Il ne s'agit pas seulement de manifester notre solidarité active avec les peuples opprimés, mais de tirer toutes les conséquences du fait de croire à une réelle « communauté des valeurs » (1). Cette conviction, adossée à la Déclaration universelle des droits de l'homme de 1948, finit par s'imposer dans les faits, malgré les sceptiques ou négateurs, prompts à voir dans les droits humains le « pagne des classes capitalistes » ou de l'impérialisme. Le « printemps arabe » leur inflige un cinglant démenti.

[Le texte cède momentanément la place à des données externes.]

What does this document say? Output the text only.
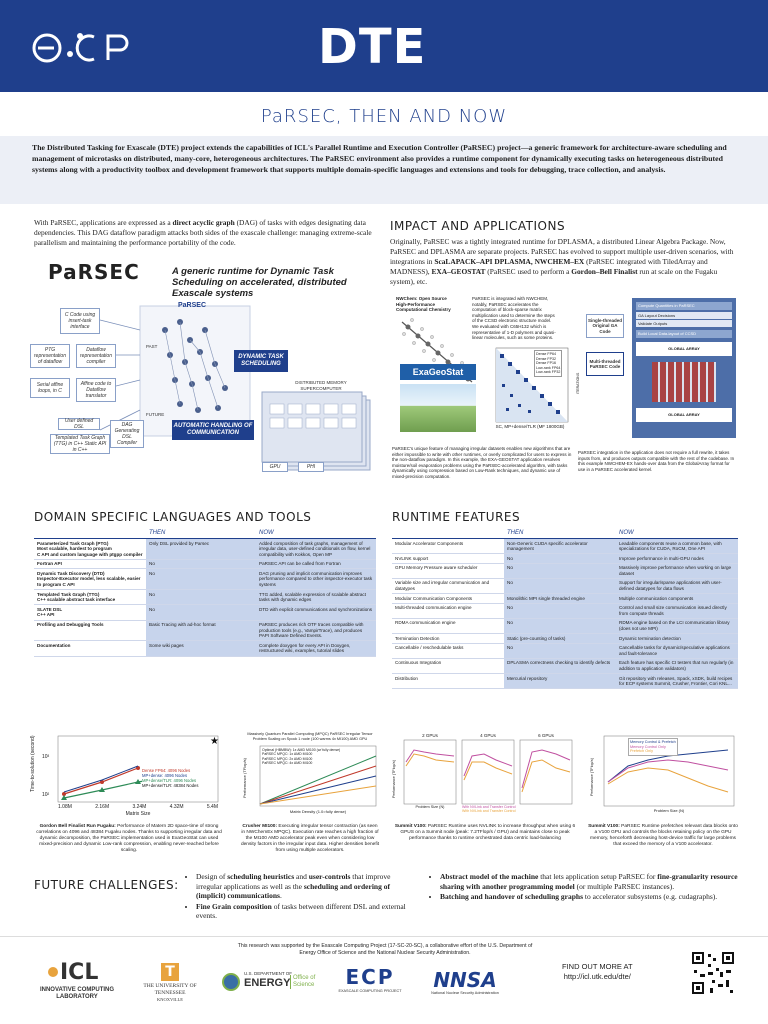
DTE
PaRSEC, THEN AND NOW
The Distributed Tasking for Exascale (DTE) project extends the capabilities of ICL's Parallel Runtime and Execution Controller (PaRSEC) project—a generic framework for architecture-aware scheduling and management of microtasks on distributed, many-core, heterogeneous architectures. The PaRSEC environment also provides a runtime component for dynamically executing tasks on heterogeneous distributed systems along with a productivity toolbox and development framework that supports multiple domain-specific languages and extensions and tools for debugging, trace collection, and analysis.
With PaRSEC, applications are expressed as a direct acyclic graph (DAG) of tasks with edges designating data dependencies. This DAG dataflow paradigm attacks both sides of the exascale challenge: managing extreme-scale parallelism and maintaining the performance portability of the code.
PaRSEC	A generic runtime for Dynamic Task Scheduling on accelerated, distributed Exascale systems
C Code using insert-task interface
PTG representation of dataflow
Dataflow representation compiler
Serial affine loops, in C
Affine code to Dataflow translator
User defined DSL
Templated Task Graph (TTG) in C++ Static API in C++
DAG Generating DSL Compiler
PaRSEC
PAST
FUTURE
DYNAMIC TASK SCHEDULING
DISTRIBUTED MEMORY SUPERCOMPUTER
AUTOMATIC HANDLING OF COMMUNICATION
GPU	PHI
IMPACT AND APPLICATIONS
Originally, PaRSEC was a tightly integrated runtime for DPLASMA, a distributed Linear Algebra Package. Now, PaRSEC and DPLASMA are separate projects. PaRSEC has evolved to support multiple user-driven scenarios, with integrations in ScaLAPACK–API DPLASMA, NWCHEM–EX (PaRSEC integrated with TiledArray and MADNESS), EXA–GEOSTAT (PaRSEC used to perform a Gordon–Bell Finalist run at scale on the Fugaku system), etc.
NWChem: Open Source High-Performance Computational Chemistry
PaRSEC is integrated with NWCHEM, notably, PaRSEC accelerates the computation of block-sparse matrix multiplication used to determine the steps of the CCSD electronic structure model. We evaluated with C65H132 which is representative of 1-D polymers and quasi-linear molecules, such as some proteins.
ExaGeoStat
Dense FP64
Dense FP32
Dense FP16
Low-rank FP64
Low-rank FP32
SC, MP+dense/TLR (MF 1800GB)
PaRSEC's unique feature of managing irregular datasets enables new algorithms that are either impossible to write with other runtimes, or overly complicated for users to express in the non-dataflow paradigm. In this example, the EXA-GEOSTAT application resolves moisture/soil evaporation problems using the PaRSEC-accelerated algorithm, with tasks dynamically using compression based on Low-Rank techniques, and dynamic use of mixed-precision computation.
Single-threaded Original GA Code
Multi-threaded PaRSEC Code
ITERATIONS
Compute Quantities in PaRSEC
GA Layout Decisions
Validate Outputs
Build Local Data-layout of CCSD
GLOBAL ARRAY
GLOBAL ARRAY
PaRSEC integration in the application does not require a full rewrite, it takes inputs from, and produces outputs compatible with the rest of the codebase. In this example NWCHEM-EX hands-over data from the GlobalArray format for use in a PaRSEC accelerated kernel.
DOMAIN SPECIFIC LANGUAGES AND TOOLS
	THEN	NOW
Parameterized Task Graph (PTG)
Most scalable, hardest to program
C API and custom language with ptgpp compiler	Only DSL provided by Parsec	Added composition of task graphs, management of irregular data, user-defined conditionals on flow, kernel compatibility with Kokkos, Open MP
Fortran API	No	PaRSEC API can be called from Fortran
Dynamic Task Discovery (DTD)
Inspector-Executor model, less scalable, easier to program C API	No	DAG pruning and implicit communication improves performance compared to other inspector-executor task systems
Templated Task Graph (TTG)
C++ scalable abstract task interface	No	TTG added, scalable expression of scalable abstract tasks with dynamic edges
SLATE DSL
C++ API	No	DTD with explicit communications and synchronizations
Profiling and Debugging Tools	Basic Tracing with ad-hoc format	PaRSEC produces rich OTF traces compatible with production tools (e.g., VampirTrace), and produces PAPI Software Defined Events.
Documentation	Some wiki pages	Complete doxygen for every API in Doxygen, restructured wiki, examples, tutorial slides
RUNTIME FEATURES
	THEN	NOW
Modular Accelerator Components	Non-Generic CUDA specific accelerator management	Leadable components reuse a common base, with specializations for CUDA, RoCM, One API
NVLINK support	No	Improve performance in multi-GPU nodes
GPU Memory Pressure aware scheduler	No	Massively improve performance when working on large dataset
Variable size and irregular communication and datatypes	No	Support for irregular/sparse applications with user-defined datatypes for data flows
Modular Communication Components	Monolithic MPI single threaded engine	Multiple communication components
Multi-threaded communication engine	No	Control and small size communication issued directly from compute threads
RDMA communication engine	No	RDMA engine based on the LCI communication library (does not use MPI)
Termination Detection	Static (pre-counting of tasks)	Dynamic termination detection
Cancellable / reschedulable tasks	No	Cancellable tasks for dynamic/speculative applications and fault-tolerance
Continuous Integration	DPLASMA correctness checking to identify defects	Each feature has specific CI testers that run regularly (in addition to application validators)
Distribution	Mercurial repository	Git repository with releases, Spack, xSDK, build recipes for ECP systems Summit, Crusher, Frontier, Cori KNL...
★
Time-to-solution (second) 10³
10²
Dense FP64: 4096 Nodes
MP+dense: 4096 Nodes
MP+dense/TLR: 4096 Nodes
MP+dense/TLR: 48384 Nodes
1.08M	2.16M	3.24M	4.32M	5.4M
Matrix Size
Gordon Bell Finalist Run Fugaku: Performance of Matern 2D space-time of strong correlations on 4096 and 48384 Fugaku nodes. Thanks to supporting irregular data and dynamic decomposition, the PaRSEC implementation used in ExaGeoStat can used mixed-precision and dynamic Low-rank compression, enabling never-reached before scaling.
Massively Quantum Parallel Computing (MPQC) PaRSEC Irregular Tensor Problem Scaling on Spock 1 node (100 warms 4x MI100) AMD GPU
Optimal (HBMBW): 1x AMD MI100 (w/ fully dense)
PaRSEC MPQC: 1x AMD MI100
PaRSEC MPQC: 2x AMD MI100
PaRSEC MPQC: 4x AMD MI100
Performance (TFlop/s)
Matrix Density (1.0=fully dense)
Crusher MI100: Executing irregular tensor contraction (as seen in NWChemEx MPQC). Execution rate reaches a high fraction of the MI100 AMD accelerator peak even when considering low density factors in the irregular input data. Higher densities benefit from using multiple accelerators.
2 GPUs	4 GPUs	6 GPUs
Performance (TFlop/s)
Problem Size (N)	With NVLink and Transfer Control
With NVLink and Transfer Control
Summit V100: PaRSEC Runtime uses NVLINK to increase throughput when using 6 GPUS on a Summit node (peak: 7.2TFlop/s / GPU) and maintains close to peak performance thanks to runtime orchestrated data centric load-balancing
Memory Control & Prefetch
Memory Control Only
Prefetch Only
Performance (TFlop/s)
Problem Size (N)
Summit V100: PaRSEC Runtime prefetches relevant data blocks onto a V100 GPU and controls the blocks retaining policy on the GPU memory, henceforth decreasing host-device traffic for large problems that exceed the memory of a V100 accelerator.
FUTURE CHALLENGES:
• Design of scheduling heuristics and user-controls that improve irregular applications as well as the scheduling and ordering of (implicit) communications.
• Fine Grain composition of tasks between different DSL and external events.
• Abstract model of the machine that lets application setup PaRSEC for fine-granularity resource sharing with another programming model (or multiple PaRSEC instances).
• Batching and handover of scheduling graphs to accelerator subsystems (e.g. cudagraphs).
This research was supported by the Exascale Computing Project (17-SC-20-SC), a collaborative effort of the U.S. Department of Energy Office of Science and the National Nuclear Security Administration.
ICL
INNOVATIVE COMPUTING LABORATORY
T
THE UNIVERSITY OF TENNESSEE
KNOXVILLE
U.S. DEPARTMENT OF
ENERGY Office of Science	ECP
EXASCALE COMPUTING PROJECT	NNSA
National Nuclear Security Administration
FIND OUT MORE AT
http://icl.utk.edu/dte/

Il est d'ailleurs frappant que les États contestataires soient, presque sans exception, ceux-là même qui bafouent sans vergogne les droits fondamentaux. De là à penser que leur discours ne relève que d'une stratégie de camouflage et d'habillage des violations... Le soupçon se justifie lorsque la voix de leurs peuples parvient à se faire entendre. Ils revendiquent, eux, l'application intégrale des engagements internationaux souscrits par leurs pays. À les entendre, apparaît, en deçà des différences culturelles, le caractère universel de la souffrance d'hommes et de femmes injustement incarcérés, détenus sans procès, suppliciés, écrasés par la force ou privés de leurs droits sociaux et culturels. Ces droits, universels, devraient s'appliquer en Libye, en Syrie, en Côte d'Ivoire, ou en Chine.

Enfin, écoutons l'opposante birmane Aung San Suu Kyi : « Si l'on devait nier la validité des idées et des convictions, en dehors de l'aire géographique et culturelle où elles trouvent leur origine, alors le bouddhisme serait confiné au nord de l'Inde, le christianisme à une étroite bande de terre au Moyen-Orient et l'islam à l'Arabie » (2). L'humour est aussi une façon de résister.

(1) Sous-titre du livre de Mireille Delmas-Marty, (Seuil).
(2) Rapport annuel 1998 d'Amnesty International.